Y de esta perplejidad es imperativo salir, para lo cual es necesario encontrar una ruta que nos permita reencontrarnos como comunidad. Una, sugerente, nos la plantea el –entonces– cardenal Bergoglio, en su libro La nación por construir: Utopía – Pensamiento – Compromiso (editorial claretiana, Argentina, 2005) y que recoge ampliado su discurso en la VIII Jornada de Pastoral Social argentina, de ese mismo año. Allí nos recuerda: “Ser un pueblo supone, ante todo, una actitud ética que brota de la libertad… La unidad del pueblo se basa en tres pilares: primero, la memoria de sus raíces. Segundo, el coraje frente al futuro. Tercero, la captación de la realidad del presente” (de darse un diagnóstico común).

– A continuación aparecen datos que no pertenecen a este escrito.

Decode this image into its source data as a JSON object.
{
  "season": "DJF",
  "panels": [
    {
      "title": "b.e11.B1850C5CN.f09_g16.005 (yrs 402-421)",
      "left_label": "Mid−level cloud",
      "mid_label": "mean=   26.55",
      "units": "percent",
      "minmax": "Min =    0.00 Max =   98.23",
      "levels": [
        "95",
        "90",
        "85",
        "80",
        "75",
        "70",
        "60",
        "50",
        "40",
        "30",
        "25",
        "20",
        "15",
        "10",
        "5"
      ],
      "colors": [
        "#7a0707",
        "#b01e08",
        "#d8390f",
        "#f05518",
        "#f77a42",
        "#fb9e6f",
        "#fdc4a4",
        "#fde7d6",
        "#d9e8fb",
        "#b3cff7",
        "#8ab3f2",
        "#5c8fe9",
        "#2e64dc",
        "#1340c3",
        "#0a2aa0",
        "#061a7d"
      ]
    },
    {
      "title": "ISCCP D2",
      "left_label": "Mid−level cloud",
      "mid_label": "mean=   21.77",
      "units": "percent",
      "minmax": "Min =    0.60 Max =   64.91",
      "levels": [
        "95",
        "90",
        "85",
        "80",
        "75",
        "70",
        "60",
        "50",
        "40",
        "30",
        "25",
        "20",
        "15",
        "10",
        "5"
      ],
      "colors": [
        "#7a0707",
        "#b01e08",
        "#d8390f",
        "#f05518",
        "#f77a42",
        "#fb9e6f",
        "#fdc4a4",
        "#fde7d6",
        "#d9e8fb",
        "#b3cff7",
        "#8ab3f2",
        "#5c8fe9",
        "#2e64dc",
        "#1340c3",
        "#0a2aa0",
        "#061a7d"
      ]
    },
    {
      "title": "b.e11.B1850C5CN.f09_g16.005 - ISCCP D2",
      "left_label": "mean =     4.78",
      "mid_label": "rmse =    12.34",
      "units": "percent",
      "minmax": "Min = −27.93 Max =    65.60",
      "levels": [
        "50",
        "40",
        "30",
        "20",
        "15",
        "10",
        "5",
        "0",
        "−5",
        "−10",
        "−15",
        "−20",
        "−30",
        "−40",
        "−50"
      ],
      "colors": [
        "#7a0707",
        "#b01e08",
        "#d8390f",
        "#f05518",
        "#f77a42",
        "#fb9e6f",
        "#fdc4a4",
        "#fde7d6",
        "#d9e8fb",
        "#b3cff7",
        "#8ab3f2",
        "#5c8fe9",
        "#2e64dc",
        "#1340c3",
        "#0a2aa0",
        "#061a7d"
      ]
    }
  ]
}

Bergoglio denuncia los beneficios tácticos de quienes polarizan: “Ante la cultura del fragmento o de la no integración, se nos exige no favorecer a quienes pretenden capitalizar el resentimiento, el olvido de nuestra historia compartida, o se regodean en debilitar vínculos, manipular la memoria, comercializar con utopías de utilería. Nos pide regresar a la línea de tiempo: “Si cortamos la relación con el pasado, lo mismo haremos con el futuro”, a la vez que advierte: “¿No hubo una negación del futuro, una absoluta falta de responsabilidad por las generaciones siguientes, en la ligereza con que tantas veces se trataron las instituciones, los bienes y hasta las personas de nuestro país?”. Para recordarnos que los proyectos de nación nacen como proyectos familiares: “Somos personas históricas. Vivimos en el tiempo y el espacio. Cada generación necesita de las anteriores y se debe a las que la siguen. Y eso, en gran medida, es ser una nación: entenderse como continuadores de la tarea de otros hombres y mujeres que ya dieron lo suyo, y como constructores de un ámbito común, de una casa, para los que vendrán después”. Como en mi casa, como en la tuya, en la de todos.